The buzz surrounding Europe’s electric vehicle (EV) market continues to escalate. Despite the fact that sales remain relatively low, carmakers have been splashing the cash on new model launches in the hope of igniting the segment. Nowhere is this more apparent than at the 2019 Geneva International Motor Show (GIMS), with several OEMs constructing ‘electric vehicle stands’ for the first year.
Suppliers are looking to get a piece of the action too. Some have revealed plans to start large-scale EV battery production, selecting Finland as their base.
Valmet Automotive has announced its intension to start large-scale production of batteries that will be used in EVs. The chosen site is a former mobile phone production factory in Salo, Finland - a small town in the south of the country around an hour and a half from the capital Helsinki.

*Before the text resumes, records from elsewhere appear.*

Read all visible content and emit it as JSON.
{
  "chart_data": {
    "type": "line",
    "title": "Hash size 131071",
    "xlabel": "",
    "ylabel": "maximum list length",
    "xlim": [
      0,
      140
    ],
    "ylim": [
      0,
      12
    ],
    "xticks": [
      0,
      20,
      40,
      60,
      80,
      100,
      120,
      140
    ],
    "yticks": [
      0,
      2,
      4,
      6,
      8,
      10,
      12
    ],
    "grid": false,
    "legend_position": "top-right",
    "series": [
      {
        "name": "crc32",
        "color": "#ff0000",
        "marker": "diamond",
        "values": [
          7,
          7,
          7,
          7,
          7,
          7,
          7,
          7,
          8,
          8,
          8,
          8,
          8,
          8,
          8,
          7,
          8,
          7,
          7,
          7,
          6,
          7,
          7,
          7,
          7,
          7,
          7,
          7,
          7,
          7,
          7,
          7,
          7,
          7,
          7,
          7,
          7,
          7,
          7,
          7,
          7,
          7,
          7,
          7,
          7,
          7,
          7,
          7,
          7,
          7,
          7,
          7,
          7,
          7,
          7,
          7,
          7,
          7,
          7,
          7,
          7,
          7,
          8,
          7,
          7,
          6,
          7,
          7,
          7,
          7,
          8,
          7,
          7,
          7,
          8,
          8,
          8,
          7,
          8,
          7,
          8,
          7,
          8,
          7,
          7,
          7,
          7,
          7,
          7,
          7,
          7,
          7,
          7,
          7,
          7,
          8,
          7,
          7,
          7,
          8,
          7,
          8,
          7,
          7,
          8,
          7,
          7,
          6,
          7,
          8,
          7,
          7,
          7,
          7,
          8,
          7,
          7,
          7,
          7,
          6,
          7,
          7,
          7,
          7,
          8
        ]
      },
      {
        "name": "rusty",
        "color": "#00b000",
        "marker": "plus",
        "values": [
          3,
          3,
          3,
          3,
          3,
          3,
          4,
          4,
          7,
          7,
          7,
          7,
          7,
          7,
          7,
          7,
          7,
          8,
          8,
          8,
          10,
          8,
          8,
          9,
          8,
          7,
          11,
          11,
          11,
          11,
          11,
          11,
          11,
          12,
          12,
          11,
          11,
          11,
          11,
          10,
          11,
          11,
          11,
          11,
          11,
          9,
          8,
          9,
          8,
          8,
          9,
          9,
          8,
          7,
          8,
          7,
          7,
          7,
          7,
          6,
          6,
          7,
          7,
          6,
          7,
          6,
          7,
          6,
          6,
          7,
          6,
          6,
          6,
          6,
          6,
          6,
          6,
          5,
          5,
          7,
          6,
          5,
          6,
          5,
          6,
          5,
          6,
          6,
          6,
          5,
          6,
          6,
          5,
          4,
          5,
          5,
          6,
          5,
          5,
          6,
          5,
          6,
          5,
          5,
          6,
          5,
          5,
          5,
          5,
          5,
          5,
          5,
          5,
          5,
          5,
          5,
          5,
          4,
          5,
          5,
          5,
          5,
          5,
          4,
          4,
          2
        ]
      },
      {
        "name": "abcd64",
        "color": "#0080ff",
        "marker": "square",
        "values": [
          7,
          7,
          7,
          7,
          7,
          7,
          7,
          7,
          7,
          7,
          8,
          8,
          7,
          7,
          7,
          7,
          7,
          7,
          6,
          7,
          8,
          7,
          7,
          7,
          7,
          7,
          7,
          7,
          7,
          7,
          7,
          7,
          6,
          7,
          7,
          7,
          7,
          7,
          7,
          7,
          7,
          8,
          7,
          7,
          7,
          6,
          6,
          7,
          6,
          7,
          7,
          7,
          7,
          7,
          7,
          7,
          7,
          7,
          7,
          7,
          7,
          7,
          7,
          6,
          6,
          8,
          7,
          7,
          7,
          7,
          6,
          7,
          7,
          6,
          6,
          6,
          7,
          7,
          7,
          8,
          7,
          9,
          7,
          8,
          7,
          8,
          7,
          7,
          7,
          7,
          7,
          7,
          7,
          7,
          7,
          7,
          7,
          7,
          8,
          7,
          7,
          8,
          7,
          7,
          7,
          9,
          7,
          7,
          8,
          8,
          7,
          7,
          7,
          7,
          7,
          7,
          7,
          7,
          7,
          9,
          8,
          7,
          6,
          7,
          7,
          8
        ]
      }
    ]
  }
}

“Our plans to launch volume production of batteries in Finland have progressed rapidly,” commented Olaf Bongwald, CEO, Valmet Automotive. “Salo’s heritage in production of electronic devices offers world class engineering and production knowhow as well as infrastructure for our needs.”
The company hopes to start making batteries at the facility in 2019. It has estimated that the plant will create over 300 direct jobs, and Valmet has said it hopes to start recruiting white collar workers as soon as possible.
“Valmet Automotive’s strategy responds to the rapidly changing needs of the automotive industry. Plans for the Salo plant reflect our intention to become a major player in the field of electric vehicle solutions, and the plant would also be a major milestone in the development of the Finnish battery cluster,” explained Jarkko Sairanen, chairman of the board at Valmet Automotive.
Nickel and cobalt - two key metals for batteries - are already being mined in Finland, while the first lithium mine in the European Union is expected to open in Finland in 2019.
In October 2018, German chemicals giant BASF revealed that it was building a battery materials production plant in Harjavalta, adjacent to the nickel and cobalt refinery owned by Norilsk Nickel (Nornickel). Scheduled to open in late 2020, the plant will utilise locally generated renewable energy sources, including hydro, wind and biomass.
“The co-location of BASF’s new plant and Nornickel’s metal refinery in Harjavalta will enable unparalleled access to a local nickel and cobalt supply,” observed Jeffrey Lou, senior vice president, battery materials, BASF. “Our high-nickel cathode materials are key to deliver enhanced energy density and vehicle range to our customers. With this world-scale production facility, BASF will be able to serve the European e-mobility growth strategies of key OEMs and cell suppliers with reliable supply and close collaboration.”
Multi-metal production company Terrafame revealed plans to invest in the construction of a battery chemicals plant in Sotkamo back in October 2018. The plan is to finish building work by the end of 2020 and then start commercial production at the start of 2021.
Terrafame has traditionally mined metals such as nickel and cobalt before selling them for further processing into chemicals for batteries. By bringing this processing in-house, the company hopes to provide “high-quality nickel and cobalt sulphates, which are produced in a process optimised for Terrafame’s ore,” explained Janne Palosaari, Terrafame’s chief commercial officer.
A global approach
While it is headquartered and has its main contract manufacturing facility in Uusikaupunki, Finland, Valmet Automotive has recently been looking to take on other markets outside of Europe. In January 2017 the company signed a strategic partnership with China-based Contemporary Amperex Technology Limited (CATL), a leading global provider of battery and energy storage solutions, to engineer EV drivetrain solutions and supply battery packs.
BASF also has a global reach, and is currently operating battery production plants in Germany, Japan and the US.
But European battery makers face stiff competition from Asia. The likes of LG Chem, Samsung, Panasonic and A123 Systems are currently dominating the market, and already have contracts with Tesla, Volkswagen, Ford, BMW, GM, Hyundai, Renault, Volvo and more.